伊藤:五感で楽しめる映画になっていますし、ストーリーにも惹きつけられるので、色々な視点から何度でも楽しんでいただけると思います。
土屋:美しい映像と音楽が調和しつつ、目まぐるしく展開する中で、一瞬の静寂、お芝居でいうところの間(ま)があります。それはキャラクターの心情が動く瞬間であって、これぞ映画だなと。作画監督の黒澤(桂子)さんが1カット1カットに愛情を込めて、作っているというお話もお聞きしたので、大きなスクリーンに相応しい情報量とクオリティになっているはずです。
ーー最後に、本作の見どころとキャラクターの注目ポイントをお聞かせください。
東山:公開前に言えないことも多いのですが、ひるねおばちゃんの見どころは後半です! 物語が進んでいくと、「ひるねさんはこんなことを考えて生きていたんだな」と分かって、演じる私も思わずグッときてしまいました。ひるねさんの想いを受け止めていただけると嬉しいです。

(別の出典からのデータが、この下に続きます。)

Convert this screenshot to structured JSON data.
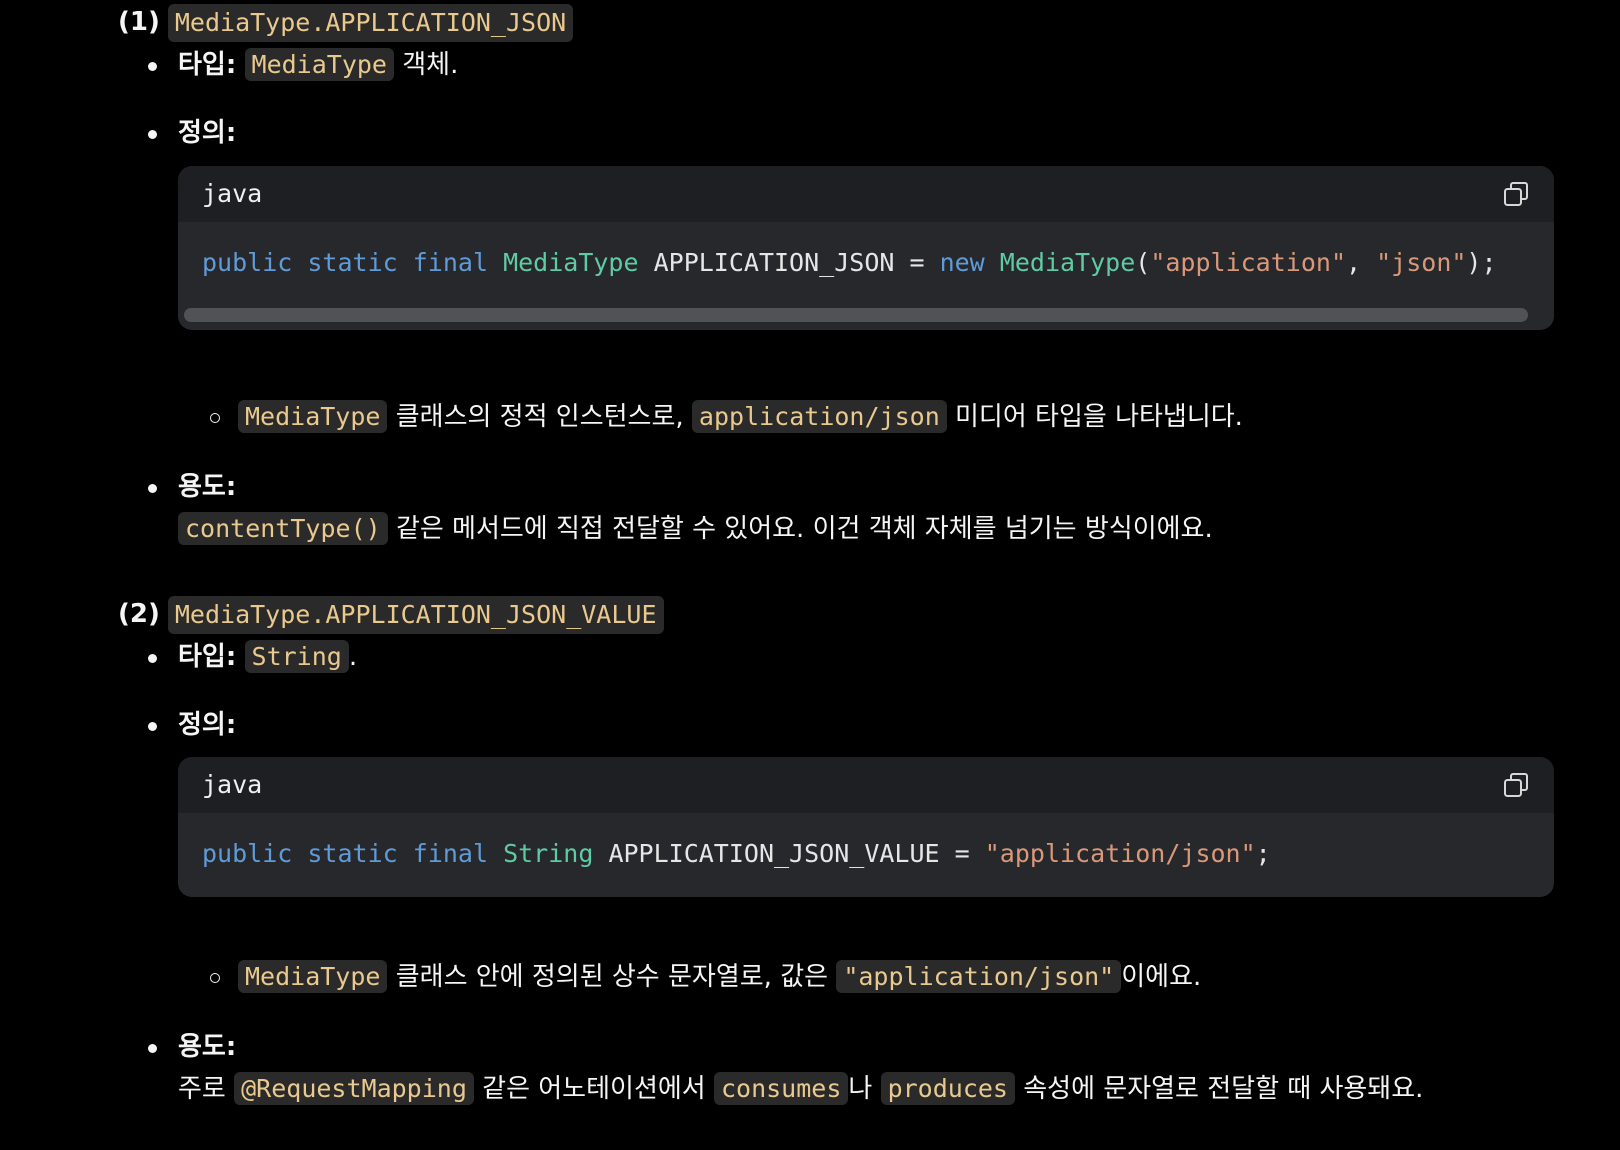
{
  "section1": {
    "number": "(1)",
    "title_code": "MediaType.APPLICATION_JSON",
    "type_label": "타입:",
    "type_code": "MediaType",
    "type_suffix": "객체.",
    "def_label": "정의:",
    "code_lang": "java",
    "code": {
      "kw1": "public",
      "kw2": "static",
      "kw3": "final",
      "type": "MediaType",
      "name": " APPLICATION_JSON = ",
      "kw4": "new",
      "ctor": "MediaType",
      "open": "(",
      "arg1": "\"application\"",
      "sep": ", ",
      "arg2": "\"json\"",
      "close": ");"
    },
    "sub_code1": "MediaType",
    "sub_text1": "클래스의 정적 인스턴스로,",
    "sub_code2": "application/json",
    "sub_text2": "미디어 타입을 나타냅니다.",
    "use_label": "용도:",
    "use_code": "contentType()",
    "use_text": "같은 메서드에 직접 전달할 수 있어요. 이건 객체 자체를 넘기는 방식이에요."
  },
  "section2": {
    "number": "(2)",
    "title_code": "MediaType.APPLICATION_JSON_VALUE",
    "type_label": "타입:",
    "type_code": "String",
    "type_suffix": ".",
    "def_label": "정의:",
    "code_lang": "java",
    "code": {
      "kw1": "public",
      "kw2": "static",
      "kw3": "final",
      "type": "String",
      "name": " APPLICATION_JSON_VALUE = ",
      "value": "\"application/json\"",
      "end": ";"
    },
    "sub_code1": "MediaType",
    "sub_text1": "클래스 안에 정의된 상수 문자열로, 값은",
    "sub_code2": "\"application/json\"",
    "sub_text2": "이에요.",
    "use_label": "용도:",
    "use_text1": "주로",
    "use_code1": "@RequestMapping",
    "use_text2": "같은 어노테이션에서",
    "use_code2": "consumes",
    "use_text3": "나",
    "use_code3": "produces",
    "use_text4": "속성에 문자열로 전달할 때 사용돼요."
  },
  "colors": {
    "background": "#000000",
    "inline_code_bg": "#2a2a2a",
    "inline_code_fg": "#e9c98e",
    "keyword": "#5f9bd8",
    "type": "#5fcba3",
    "string": "#d9987a"
  },
  "icons": {
    "copy": "copy-icon"
  }
}
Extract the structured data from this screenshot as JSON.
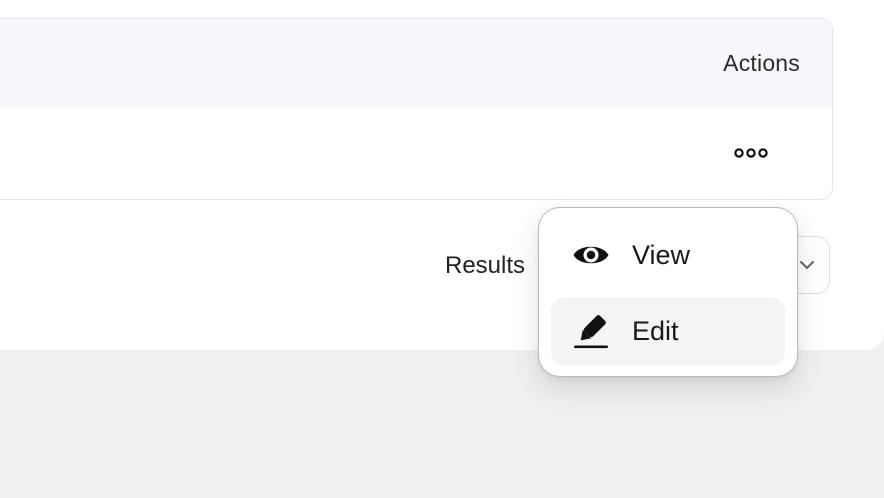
{
  "table": {
    "columns": {
      "actions": "Actions"
    }
  },
  "footer": {
    "results_label": "Results"
  },
  "row_menu": {
    "items": [
      {
        "label": "View",
        "icon": "eye-icon"
      },
      {
        "label": "Edit",
        "icon": "pen-icon"
      }
    ]
  },
  "colors": {
    "header_bg": "#f7f8fd",
    "page_bg": "#eff1f0",
    "hover_bg": "#f4f4f4"
  }
}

また、福岡監督とお話しさせていただいて、教えてもらうまで気付かなかったギミックが沢山あることを知りました。キービジュアルにも鳥肌が立つような仕掛けがあって、文字通り、練りに練った作品なんです。考察好きの方はやり甲斐がありますよ! 観終わった後に、誰かと語り合うと楽しいかもしれません。
伊藤:個人的に好きなのはハードボイルドの世界の時に登場した蛍子さんです。「実は優しいじゃん」と感じたので、少しだけ優しさを滲ませたお芝居になっていると思います。

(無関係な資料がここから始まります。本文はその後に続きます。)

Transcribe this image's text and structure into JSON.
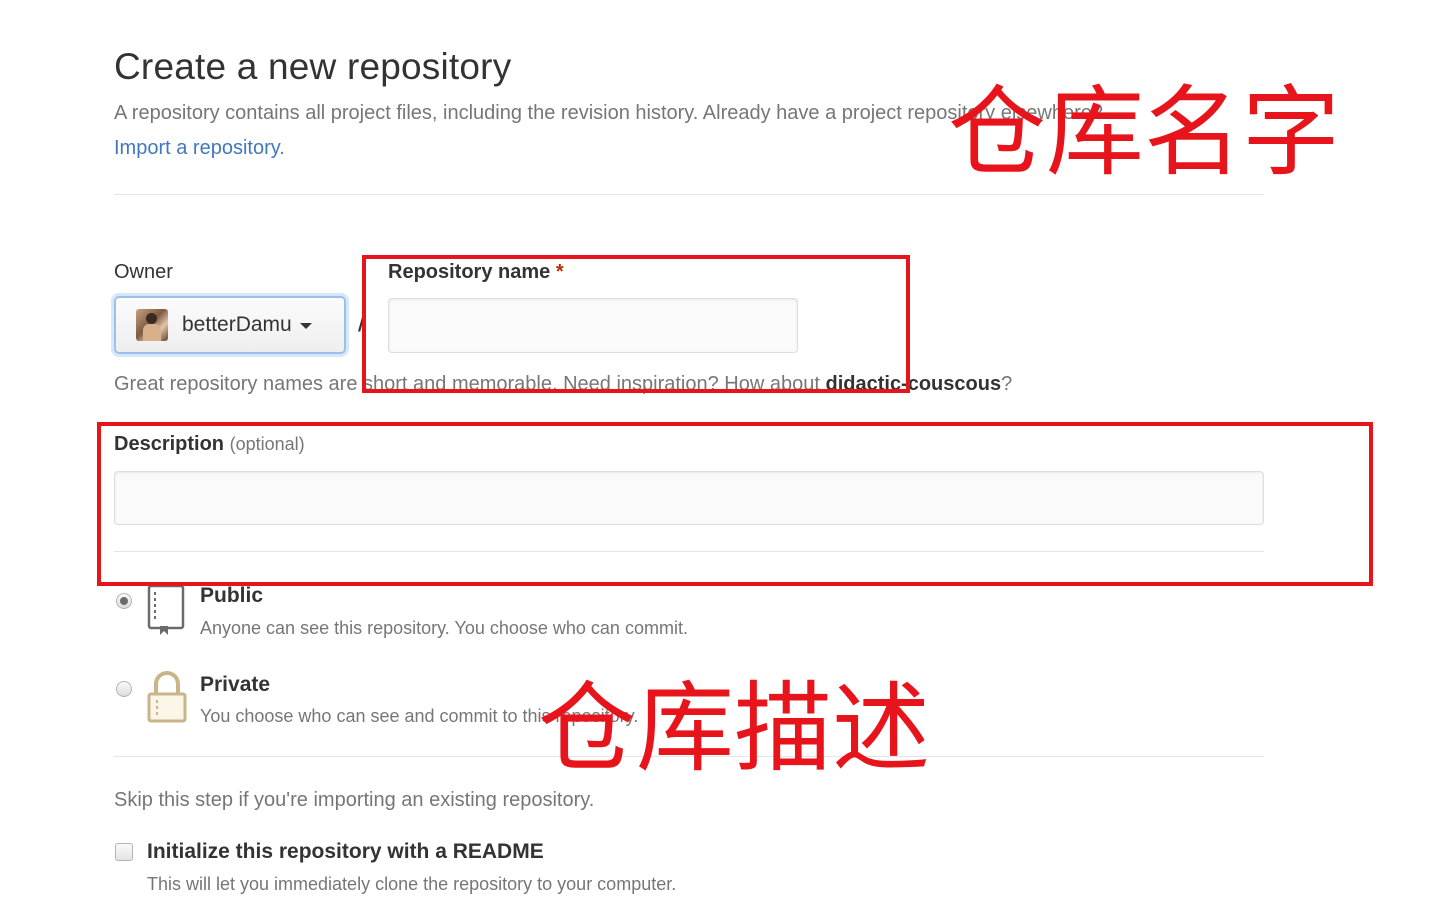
{
  "header": {
    "title": "Create a new repository",
    "subtitle": "A repository contains all project files, including the revision history. Already have a project repository elsewhere?",
    "import_link": "Import a repository",
    "import_period": "."
  },
  "owner": {
    "label": "Owner",
    "value": "betterDamu"
  },
  "separator": "/",
  "repo_name": {
    "label": "Repository name",
    "required_mark": "*",
    "value": "",
    "hint_prefix": "Great repository names are short and memorable. Need inspiration? How about ",
    "hint_suggestion": "didactic-couscous",
    "hint_suffix": "?"
  },
  "description": {
    "label": "Description",
    "optional": "(optional)",
    "value": ""
  },
  "visibility": {
    "public": {
      "title": "Public",
      "desc": "Anyone can see this repository. You choose who can commit.",
      "checked": true
    },
    "private": {
      "title": "Private",
      "desc": "You choose who can see and commit to this repository.",
      "checked": false
    }
  },
  "init": {
    "skip_text": "Skip this step if you're importing an existing repository.",
    "readme_label": "Initialize this repository with a README",
    "readme_desc": "This will let you immediately clone the repository to your computer.",
    "checked": false
  },
  "annotations": {
    "repo_name_note": "仓库名字",
    "description_note": "仓库描述",
    "color": "#e8141c"
  },
  "colors": {
    "link": "#4078c0",
    "required": "#bd2c00",
    "muted": "#767676"
  }
}
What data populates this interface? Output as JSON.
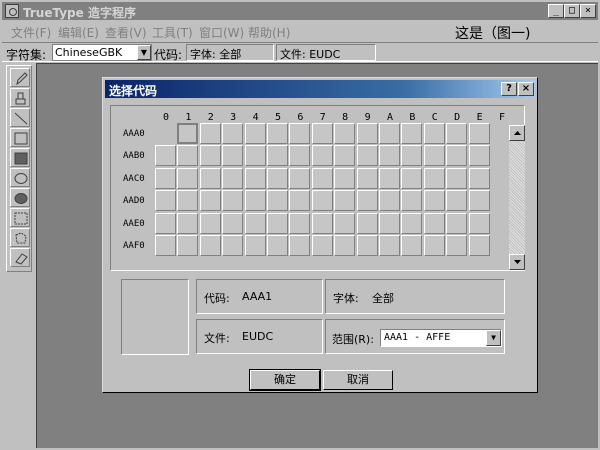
{
  "window": {
    "title": "TrueType 造字程序",
    "minimize_glyph": "_",
    "maximize_glyph": "□",
    "close_glyph": "×"
  },
  "menu": {
    "items": [
      {
        "label": "文件(F)"
      },
      {
        "label": "编辑(E)"
      },
      {
        "label": "查看(V)"
      },
      {
        "label": "工具(T)"
      },
      {
        "label": "窗口(W)"
      },
      {
        "label": "帮助(H)"
      }
    ],
    "caption": "这是（图一)"
  },
  "toolbar": {
    "charset_label": "字符集:",
    "charset_value": "ChineseGBK",
    "code_label": "代码:",
    "font_field": "字体: 全部",
    "file_field": "文件: EUDC"
  },
  "palette": {
    "tools": [
      {
        "icon": "pencil-icon"
      },
      {
        "icon": "brush-icon"
      },
      {
        "icon": "line-icon"
      },
      {
        "icon": "hollow-rectangle-icon"
      },
      {
        "icon": "filled-rectangle-icon"
      },
      {
        "icon": "hollow-ellipse-icon"
      },
      {
        "icon": "filled-ellipse-icon"
      },
      {
        "icon": "rect-select-icon"
      },
      {
        "icon": "freeform-select-icon"
      },
      {
        "icon": "eraser-icon"
      }
    ]
  },
  "dialog": {
    "title": "选择代码",
    "help_glyph": "?",
    "close_glyph": "×",
    "columns": [
      "0",
      "1",
      "2",
      "3",
      "4",
      "5",
      "6",
      "7",
      "8",
      "9",
      "A",
      "B",
      "C",
      "D",
      "E",
      "F"
    ],
    "rows": [
      "AAA0",
      "AAB0",
      "AAC0",
      "AAD0",
      "AAE0",
      "AAF0"
    ],
    "selected_cell": {
      "row": 0,
      "col": 1
    },
    "code_label": "代码:",
    "code_value": "AAA1",
    "font_label": "字体:",
    "font_value": "全部",
    "file_label": "文件:",
    "file_value": "EUDC",
    "range_label": "范围(R):",
    "range_value": "AAA1 - AFFE",
    "ok_label": "确定",
    "cancel_label": "取消"
  }
}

「本の世界では別人になる」とお話しましたが、「本の世界でも、蛍子は知りたいことのために動いているのかな?」と思える瞬間でもあって。そういうところにも注目していただきたいなと。全体的な見どころは奈央ちゃん以上のことは言えないので……ひと言でまとめると「す・ご・い」(笑)。
一同:(笑)
土屋:春田くんの見どころと言えば、彼の本質が劇中劇で垣間見えるシーンだと思います。人はいろいろな夢を見ますが、その中に本音や本質が隠されていることもあると思っていて、同じように物語だからこそ出せる側面がある。春田くん以外のキャラクターにもそういう瞬間がありますし、キャスト全員で色々な世界を作りました。
一つの事象に対して、人それぞれ見え方や捉え方が違うように、暮らす人々にとって、読長町自体も多層的かつ多面的。そういった深みも楽しんでいただきたいです。